Um homem foi preso na noite de quarta-feira após se passar por um agente do FBI e tentar libertar da prisão Luigi Mangione, acusado de assassinar o CEO da UnitedHealthcare, segundo promotores federais. Mark Anderson compareceu ao Metropolitan Detention Center (MDC) em Nova York alegando ter uma ordem judicial para soltar Mangione, de acordo com a denúncia criminal.
Quando funcionários do Bureau of Prisons (BOP) pediram sua identificação, Anderson apresentou uma carteira de motorista de Minnesota e afirmou ter armas em sua mochila. Ele também "exibiu e jogou nos oficiais do BOP vários documentos", detalha a denúncia. A busca na mochila revelou um cortador de pizza e um garfo de churrasco.
Acusação e audiência
Promotores federais em Brooklyn acusaram Anderson de se passar por um agente federal. Ele foi levado perante um juiz federal na tarde de quinta-feira. Um advogado para Anderson não pôde ser imediatamente identificado, e um representante de Mangione não respondeu a um pedido de comentário.
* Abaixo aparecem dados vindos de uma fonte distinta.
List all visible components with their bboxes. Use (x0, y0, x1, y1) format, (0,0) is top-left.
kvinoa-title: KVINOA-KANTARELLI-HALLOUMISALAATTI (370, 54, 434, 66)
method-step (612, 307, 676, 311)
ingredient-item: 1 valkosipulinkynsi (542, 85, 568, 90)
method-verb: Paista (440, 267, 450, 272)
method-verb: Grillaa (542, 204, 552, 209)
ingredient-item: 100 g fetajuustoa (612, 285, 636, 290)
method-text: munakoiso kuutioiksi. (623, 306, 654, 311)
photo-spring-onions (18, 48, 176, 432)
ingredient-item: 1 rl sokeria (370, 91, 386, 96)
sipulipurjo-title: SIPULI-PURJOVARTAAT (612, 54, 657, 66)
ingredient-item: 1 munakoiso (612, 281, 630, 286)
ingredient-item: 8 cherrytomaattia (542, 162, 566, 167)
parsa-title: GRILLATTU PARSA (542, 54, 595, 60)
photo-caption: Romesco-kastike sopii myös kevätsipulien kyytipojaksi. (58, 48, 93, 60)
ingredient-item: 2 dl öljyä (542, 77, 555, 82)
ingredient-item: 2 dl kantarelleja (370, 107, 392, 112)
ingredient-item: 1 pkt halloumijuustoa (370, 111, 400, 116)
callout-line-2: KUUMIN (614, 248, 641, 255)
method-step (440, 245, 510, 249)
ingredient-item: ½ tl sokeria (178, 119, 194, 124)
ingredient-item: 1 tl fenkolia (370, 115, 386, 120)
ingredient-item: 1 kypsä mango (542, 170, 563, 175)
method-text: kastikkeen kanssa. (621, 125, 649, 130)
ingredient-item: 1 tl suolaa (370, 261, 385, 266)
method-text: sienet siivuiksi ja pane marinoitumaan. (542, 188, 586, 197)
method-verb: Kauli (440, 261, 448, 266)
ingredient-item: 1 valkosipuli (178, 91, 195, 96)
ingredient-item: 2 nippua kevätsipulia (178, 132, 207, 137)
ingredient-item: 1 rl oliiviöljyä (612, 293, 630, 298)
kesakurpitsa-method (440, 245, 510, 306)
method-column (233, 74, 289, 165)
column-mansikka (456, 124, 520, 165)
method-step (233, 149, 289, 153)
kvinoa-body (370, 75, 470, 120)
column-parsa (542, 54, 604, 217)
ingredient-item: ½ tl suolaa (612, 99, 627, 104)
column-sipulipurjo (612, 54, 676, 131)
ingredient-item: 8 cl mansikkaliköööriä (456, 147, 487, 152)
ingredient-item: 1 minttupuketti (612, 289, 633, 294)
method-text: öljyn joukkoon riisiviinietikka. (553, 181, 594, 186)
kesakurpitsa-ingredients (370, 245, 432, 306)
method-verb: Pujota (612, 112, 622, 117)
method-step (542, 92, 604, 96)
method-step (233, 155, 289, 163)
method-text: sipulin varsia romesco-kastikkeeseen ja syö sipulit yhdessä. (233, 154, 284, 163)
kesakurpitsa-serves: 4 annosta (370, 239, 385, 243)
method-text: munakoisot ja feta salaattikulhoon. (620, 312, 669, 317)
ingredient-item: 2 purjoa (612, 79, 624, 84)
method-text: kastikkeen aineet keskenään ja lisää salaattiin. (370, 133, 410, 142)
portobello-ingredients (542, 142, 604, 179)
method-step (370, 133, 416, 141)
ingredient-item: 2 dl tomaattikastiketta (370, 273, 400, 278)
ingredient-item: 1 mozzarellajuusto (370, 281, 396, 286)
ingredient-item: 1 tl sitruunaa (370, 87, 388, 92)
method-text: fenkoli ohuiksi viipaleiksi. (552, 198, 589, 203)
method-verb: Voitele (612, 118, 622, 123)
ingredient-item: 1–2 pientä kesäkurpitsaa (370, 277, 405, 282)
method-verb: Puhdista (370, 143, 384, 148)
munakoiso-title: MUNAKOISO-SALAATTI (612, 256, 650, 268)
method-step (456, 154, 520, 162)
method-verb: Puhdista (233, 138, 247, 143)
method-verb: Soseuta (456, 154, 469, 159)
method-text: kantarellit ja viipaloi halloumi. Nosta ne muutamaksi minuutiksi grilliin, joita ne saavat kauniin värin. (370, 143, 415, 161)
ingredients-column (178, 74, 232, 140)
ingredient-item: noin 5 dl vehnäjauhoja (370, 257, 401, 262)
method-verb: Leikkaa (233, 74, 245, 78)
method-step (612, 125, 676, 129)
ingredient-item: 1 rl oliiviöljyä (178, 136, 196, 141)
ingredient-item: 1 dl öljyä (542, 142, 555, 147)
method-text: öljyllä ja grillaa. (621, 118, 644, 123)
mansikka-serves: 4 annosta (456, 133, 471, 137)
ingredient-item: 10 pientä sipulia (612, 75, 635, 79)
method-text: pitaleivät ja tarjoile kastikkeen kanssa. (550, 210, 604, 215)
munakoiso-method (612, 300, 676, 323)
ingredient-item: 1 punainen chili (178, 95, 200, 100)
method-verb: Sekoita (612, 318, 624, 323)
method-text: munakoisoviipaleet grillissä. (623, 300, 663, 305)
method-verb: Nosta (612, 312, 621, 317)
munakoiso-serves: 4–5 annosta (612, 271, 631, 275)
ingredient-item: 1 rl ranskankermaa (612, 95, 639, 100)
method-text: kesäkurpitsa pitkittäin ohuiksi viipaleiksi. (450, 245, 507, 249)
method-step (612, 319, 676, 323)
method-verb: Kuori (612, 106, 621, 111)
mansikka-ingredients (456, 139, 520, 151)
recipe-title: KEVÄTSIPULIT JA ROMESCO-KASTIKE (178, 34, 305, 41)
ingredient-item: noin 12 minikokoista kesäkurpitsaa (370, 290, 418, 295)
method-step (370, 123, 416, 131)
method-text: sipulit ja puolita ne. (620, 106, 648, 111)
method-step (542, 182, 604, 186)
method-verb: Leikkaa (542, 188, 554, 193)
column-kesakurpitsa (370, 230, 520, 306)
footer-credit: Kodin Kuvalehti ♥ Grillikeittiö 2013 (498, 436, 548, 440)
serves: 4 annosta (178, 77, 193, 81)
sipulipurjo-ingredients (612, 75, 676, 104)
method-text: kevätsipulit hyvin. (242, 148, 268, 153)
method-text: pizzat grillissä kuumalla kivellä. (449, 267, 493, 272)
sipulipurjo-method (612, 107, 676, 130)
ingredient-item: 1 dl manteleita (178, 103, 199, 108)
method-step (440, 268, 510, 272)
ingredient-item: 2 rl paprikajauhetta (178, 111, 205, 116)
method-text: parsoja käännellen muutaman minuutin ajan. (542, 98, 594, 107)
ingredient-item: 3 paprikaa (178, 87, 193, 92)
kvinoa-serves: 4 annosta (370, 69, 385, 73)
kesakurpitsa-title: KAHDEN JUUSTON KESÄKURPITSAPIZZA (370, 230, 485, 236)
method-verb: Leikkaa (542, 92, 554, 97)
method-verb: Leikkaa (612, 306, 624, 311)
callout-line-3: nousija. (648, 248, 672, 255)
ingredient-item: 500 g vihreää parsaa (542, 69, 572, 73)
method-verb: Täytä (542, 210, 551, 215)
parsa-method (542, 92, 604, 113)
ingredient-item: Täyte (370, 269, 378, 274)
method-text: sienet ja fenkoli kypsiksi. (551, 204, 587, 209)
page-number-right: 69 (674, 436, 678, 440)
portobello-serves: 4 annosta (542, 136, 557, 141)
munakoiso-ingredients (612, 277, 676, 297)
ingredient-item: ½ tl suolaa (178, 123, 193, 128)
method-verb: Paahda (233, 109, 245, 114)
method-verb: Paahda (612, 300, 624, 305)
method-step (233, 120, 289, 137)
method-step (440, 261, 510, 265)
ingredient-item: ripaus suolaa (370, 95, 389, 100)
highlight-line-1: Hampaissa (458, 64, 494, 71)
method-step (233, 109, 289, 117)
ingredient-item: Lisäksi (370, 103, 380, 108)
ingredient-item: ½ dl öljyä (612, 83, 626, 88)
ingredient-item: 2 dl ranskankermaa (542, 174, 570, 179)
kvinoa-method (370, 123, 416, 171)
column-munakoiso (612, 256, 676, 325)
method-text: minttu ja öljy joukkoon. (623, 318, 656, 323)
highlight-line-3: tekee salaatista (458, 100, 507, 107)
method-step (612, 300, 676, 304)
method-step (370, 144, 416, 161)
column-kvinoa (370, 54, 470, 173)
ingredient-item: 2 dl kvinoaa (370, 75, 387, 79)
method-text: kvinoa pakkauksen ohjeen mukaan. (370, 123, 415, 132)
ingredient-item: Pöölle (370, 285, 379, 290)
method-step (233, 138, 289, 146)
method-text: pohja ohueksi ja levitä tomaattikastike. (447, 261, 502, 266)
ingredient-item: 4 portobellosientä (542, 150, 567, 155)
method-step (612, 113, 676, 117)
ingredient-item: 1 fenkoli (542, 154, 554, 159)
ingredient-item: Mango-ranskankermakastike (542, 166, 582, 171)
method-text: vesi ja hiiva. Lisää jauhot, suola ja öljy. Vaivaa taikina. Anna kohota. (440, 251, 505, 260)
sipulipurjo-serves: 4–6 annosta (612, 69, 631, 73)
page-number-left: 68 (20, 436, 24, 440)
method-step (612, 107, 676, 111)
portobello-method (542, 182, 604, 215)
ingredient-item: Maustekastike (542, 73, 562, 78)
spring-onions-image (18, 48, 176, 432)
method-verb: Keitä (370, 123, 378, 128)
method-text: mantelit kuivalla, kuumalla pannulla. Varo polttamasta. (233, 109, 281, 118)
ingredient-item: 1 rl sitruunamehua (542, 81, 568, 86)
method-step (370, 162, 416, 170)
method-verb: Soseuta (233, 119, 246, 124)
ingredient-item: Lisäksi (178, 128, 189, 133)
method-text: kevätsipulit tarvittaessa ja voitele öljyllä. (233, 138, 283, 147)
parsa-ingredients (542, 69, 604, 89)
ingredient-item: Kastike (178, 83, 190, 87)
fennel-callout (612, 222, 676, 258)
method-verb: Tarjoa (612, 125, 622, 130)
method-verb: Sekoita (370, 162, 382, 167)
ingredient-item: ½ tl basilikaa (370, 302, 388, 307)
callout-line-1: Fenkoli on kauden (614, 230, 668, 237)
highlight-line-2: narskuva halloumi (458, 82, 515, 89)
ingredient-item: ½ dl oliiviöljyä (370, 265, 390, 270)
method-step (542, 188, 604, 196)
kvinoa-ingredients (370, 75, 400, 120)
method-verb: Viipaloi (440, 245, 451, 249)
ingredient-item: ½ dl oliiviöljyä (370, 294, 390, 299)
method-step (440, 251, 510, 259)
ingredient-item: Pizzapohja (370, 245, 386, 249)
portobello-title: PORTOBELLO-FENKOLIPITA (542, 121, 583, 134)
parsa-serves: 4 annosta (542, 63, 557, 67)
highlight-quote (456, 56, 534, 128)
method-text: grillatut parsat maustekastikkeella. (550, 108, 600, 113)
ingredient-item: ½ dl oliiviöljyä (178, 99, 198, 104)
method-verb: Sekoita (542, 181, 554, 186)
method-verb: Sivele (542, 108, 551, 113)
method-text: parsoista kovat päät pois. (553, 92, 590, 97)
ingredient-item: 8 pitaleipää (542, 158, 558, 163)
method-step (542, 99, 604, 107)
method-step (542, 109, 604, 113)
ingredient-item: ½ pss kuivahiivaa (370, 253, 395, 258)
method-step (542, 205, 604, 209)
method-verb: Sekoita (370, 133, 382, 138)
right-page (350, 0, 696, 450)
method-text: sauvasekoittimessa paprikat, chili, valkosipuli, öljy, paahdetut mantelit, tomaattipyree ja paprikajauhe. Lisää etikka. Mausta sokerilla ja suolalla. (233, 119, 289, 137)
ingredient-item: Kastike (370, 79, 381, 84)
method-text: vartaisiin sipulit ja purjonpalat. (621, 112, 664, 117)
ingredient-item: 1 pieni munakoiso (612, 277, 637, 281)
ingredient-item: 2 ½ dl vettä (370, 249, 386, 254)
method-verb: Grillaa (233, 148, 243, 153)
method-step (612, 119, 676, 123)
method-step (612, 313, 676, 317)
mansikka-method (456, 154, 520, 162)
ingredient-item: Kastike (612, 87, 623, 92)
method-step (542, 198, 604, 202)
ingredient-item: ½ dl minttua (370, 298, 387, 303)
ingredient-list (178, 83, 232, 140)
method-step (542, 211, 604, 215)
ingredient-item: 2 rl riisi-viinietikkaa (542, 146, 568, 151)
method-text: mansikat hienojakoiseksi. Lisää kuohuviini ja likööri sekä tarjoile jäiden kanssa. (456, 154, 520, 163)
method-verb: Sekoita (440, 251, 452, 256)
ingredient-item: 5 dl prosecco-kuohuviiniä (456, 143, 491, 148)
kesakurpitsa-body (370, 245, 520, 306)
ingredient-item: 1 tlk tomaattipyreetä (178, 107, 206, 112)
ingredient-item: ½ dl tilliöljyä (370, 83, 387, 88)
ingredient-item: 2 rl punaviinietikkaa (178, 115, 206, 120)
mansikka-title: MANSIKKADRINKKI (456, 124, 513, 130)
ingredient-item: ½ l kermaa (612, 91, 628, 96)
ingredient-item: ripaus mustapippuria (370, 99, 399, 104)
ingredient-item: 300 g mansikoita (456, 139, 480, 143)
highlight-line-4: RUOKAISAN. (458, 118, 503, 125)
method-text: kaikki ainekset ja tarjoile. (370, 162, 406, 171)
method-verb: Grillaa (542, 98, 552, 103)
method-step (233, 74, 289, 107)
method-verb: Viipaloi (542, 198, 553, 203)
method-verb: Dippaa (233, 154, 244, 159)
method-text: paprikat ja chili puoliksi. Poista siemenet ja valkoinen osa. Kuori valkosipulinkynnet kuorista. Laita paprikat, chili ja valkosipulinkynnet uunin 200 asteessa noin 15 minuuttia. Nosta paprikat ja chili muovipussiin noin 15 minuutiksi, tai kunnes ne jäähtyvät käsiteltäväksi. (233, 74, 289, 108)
Luigi Mangione está detido no MDC aguardando julgamento pelo assassinato do CEO da UnitedHealthcare, Brian Thompson, em dezembro de 2024. Registros do BOP confirmam que ele permanece na prisão após a tentativa frustrada de resgate.
Andamento do caso principal
Mangione tem audiência marcada para sexta-feira de manhã na corte federal de Manhattan, onde a juíza Margaret Garnett pode decidir sobre questões pendentes, incluindo a possibilidade de ele enfrentar a pena de morte. A magistrada também pode definir se provas-chave de sua prisão em 9 de dezembro – como uma pistola 9 mm e um diário – serão admitidas no julgamento.
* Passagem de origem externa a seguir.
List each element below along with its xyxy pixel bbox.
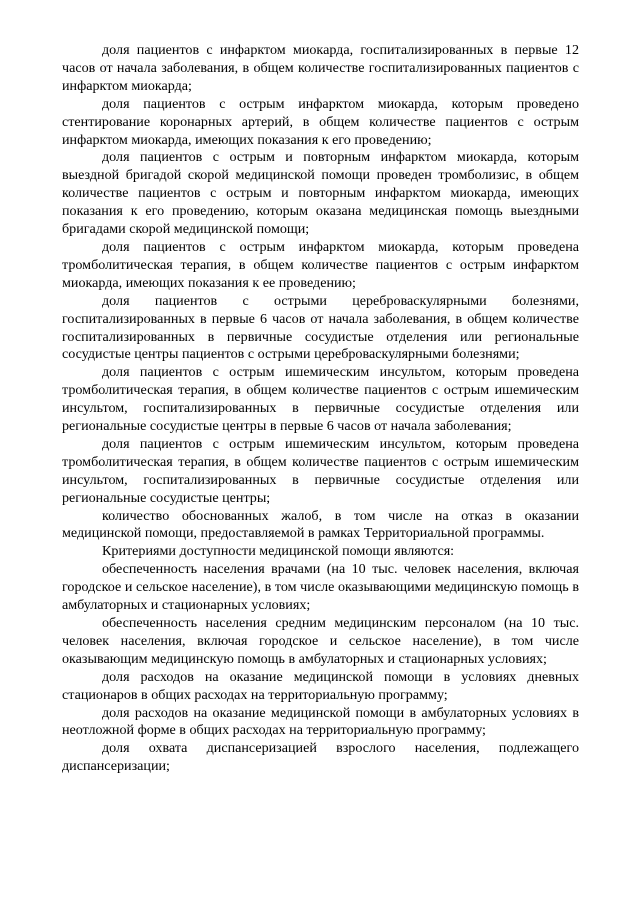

A seleção de jurados para o processo federal está marcada para setembro. O escritório do promotor de Manhattan pediu uma data de julgamento para julho em um processo de homicídio estadual separado. Mangione pleiteou inocência em ambas as ações.
Perfil da prisão de alta segurança
Como a única prisão federal remanescente em Nova York, o MDC abriga vários réus de alto perfil. Entre os detidos atualmente estão o ex-presidente da Venezuela, Nicolás Maduro, e sua esposa, Cília Flores, além dos corretores de luxo Oren e Tal Alexander, acusados em um processo por estupro.
Nos últimos anos, a instalação também recebeu figuras como o magnata da música Sean "Diddy" Combs, o ex-CEO da FTX Sam Bankman-Fried e a socialite Ghislaine Maxwell. Apesar de críticas recorrentes sobre suas condições, o MDC não tem histórico de fugas bem-sucedidas.
A prisão conteve por mais de dois anos Joaquín "El Chapo" Guzmán, o chefão do narcotráfico mexicano famoso por duas fugas ousadas de presídios no México através de túneis escavados.